From the Middle Ages to the '45, the history of Skye was mostly the history of two warring clans: MacDonald and MacLeod. The MacDonalds were the most powerful family in the Scottish islands, and their chiefs sometimes styled themselves Lords of the Isles. Their main power was elsewhere, but from the thirteenth century on they had a branch on Skye, the MacDonalds of Sleat. Their rivals on Skye were clan MacLeod, based at the great castle of Dunvegan. All the islanders were a mix of Celt and Viking, but the MacDonalds identified more with the Celtic side, the MacLeods with the Norsemen.
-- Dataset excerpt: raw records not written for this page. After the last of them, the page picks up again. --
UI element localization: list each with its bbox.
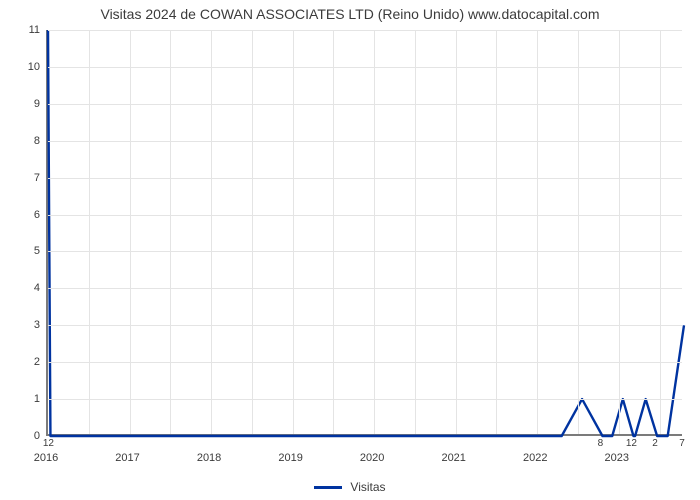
x-tick-label: 2017	[115, 452, 139, 464]
y-tick-label: 1	[10, 393, 40, 405]
gridline-vertical	[130, 30, 131, 434]
visits-chart: Visitas 2024 de COWAN ASSOCIATES LTD (Re…	[0, 0, 700, 500]
x-tick-label: 2019	[278, 452, 302, 464]
x-tick-label: 2020	[360, 452, 384, 464]
gridline-vertical	[537, 30, 538, 434]
gridline-vertical	[252, 30, 253, 434]
gridline-vertical	[89, 30, 90, 434]
gridline-vertical	[496, 30, 497, 434]
gridline-vertical	[660, 30, 661, 434]
gridline-horizontal	[48, 362, 682, 363]
gridline-horizontal	[48, 67, 682, 68]
gridline-horizontal	[48, 251, 682, 252]
y-tick-label: 0	[10, 430, 40, 442]
y-tick-label: 5	[10, 245, 40, 257]
gridline-vertical	[578, 30, 579, 434]
data-point-label: 12	[626, 438, 637, 449]
gridline-horizontal	[48, 399, 682, 400]
x-tick-label: 2016	[34, 452, 58, 464]
gridline-vertical	[211, 30, 212, 434]
y-tick-label: 3	[10, 319, 40, 331]
x-tick-label: 2021	[441, 452, 465, 464]
gridline-vertical	[456, 30, 457, 434]
y-tick-label: 4	[10, 282, 40, 294]
gridline-horizontal	[48, 141, 682, 142]
plot-area	[46, 30, 682, 436]
gridline-vertical	[170, 30, 171, 434]
line-series	[48, 30, 682, 434]
y-tick-label: 9	[10, 98, 40, 110]
data-point-label: 2	[652, 438, 658, 449]
gridline-horizontal	[48, 288, 682, 289]
y-tick-label: 8	[10, 135, 40, 147]
gridline-vertical	[415, 30, 416, 434]
gridline-vertical	[619, 30, 620, 434]
legend-label: Visitas	[350, 480, 385, 494]
legend-swatch	[314, 486, 342, 489]
x-tick-label: 2023	[605, 452, 629, 464]
data-point-label: 7	[679, 438, 685, 449]
gridline-horizontal	[48, 325, 682, 326]
y-tick-label: 2	[10, 356, 40, 368]
x-tick-label: 2018	[197, 452, 221, 464]
legend: Visitas	[0, 480, 700, 494]
y-tick-label: 10	[10, 61, 40, 73]
gridline-horizontal	[48, 215, 682, 216]
data-point-label: 8	[598, 438, 604, 449]
chart-title: Visitas 2024 de COWAN ASSOCIATES LTD (Re…	[0, 6, 700, 22]
gridline-vertical	[374, 30, 375, 434]
gridline-horizontal	[48, 104, 682, 105]
y-tick-label: 6	[10, 209, 40, 221]
y-tick-label: 11	[10, 24, 40, 36]
gridline-horizontal	[48, 30, 682, 31]
y-tick-label: 7	[10, 172, 40, 184]
gridline-vertical	[293, 30, 294, 434]
data-point-label: 12	[43, 438, 54, 449]
gridline-vertical	[333, 30, 334, 434]
x-tick-label: 2022	[523, 452, 547, 464]
gridline-horizontal	[48, 178, 682, 179]
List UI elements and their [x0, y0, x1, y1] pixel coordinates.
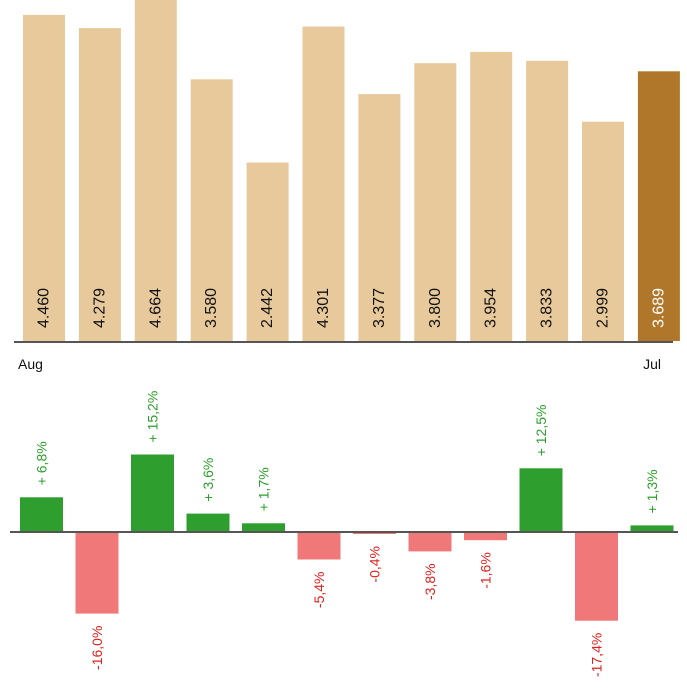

The MacLeods had more land and followers on Skye itself than the MacDonalds, but the MacDonalds could sometimes draw support from branches of their clan on other islands. So neither was ever able to drive the other out, and they waged 500 years of low-level warfare, punctuated by a dozen or so pitched battles. Their castles dot the landscape, and the locations of their battles are still remembered in the place names and the stories.

Besides the history of the clans, and a bit too much on Bonnie Prince Charlie -- while in hiding after his defeat he seems to have passed from supporter to supporter all around the island, allowing every district and every clan to claim that they sheltered him -- we get plenty of the usual Scottish folklore: water horses, seal maidens, lake monsters, hills full of little people and fairy music, haunted castles, churches built by followers of St. Columba. There is even a little on the clearances, and the tour takes you to several vanished towns that emigrated en masse to Canada or Australia, founding new settlements named after their old homes. The whole thing is delightful and I recommend it highly, especially for anyone considering a trip to Skye.

Swire was no scholar and spoke no Gaelic, so she made many mistakes. Since her book became a classic it has been brought out in several "improved" versions, with the Gaelic corrected and the history straightened out. Avoid them. Instead get the new, 2006 edition from Birlinn, the one for sale on Amazon and in most bookshops. This has the text exactly as Swire left it, but supplies corrections in a long introduction by Gaelic scholar Ronald Black. That way you can both experience the stories as Swire told them, and, if you feel the need, check to see what recent scholarship says about the events she mentions and the place-name etymologies she presents. You can also get from Black some hints at the darker side of the island's history, especially what really happened to the people who vanished from the island, their places taken by sheep.

Ota Swire's Skye is in its way nearly as wonderful as the island itself, which is a very wonderful place indeed.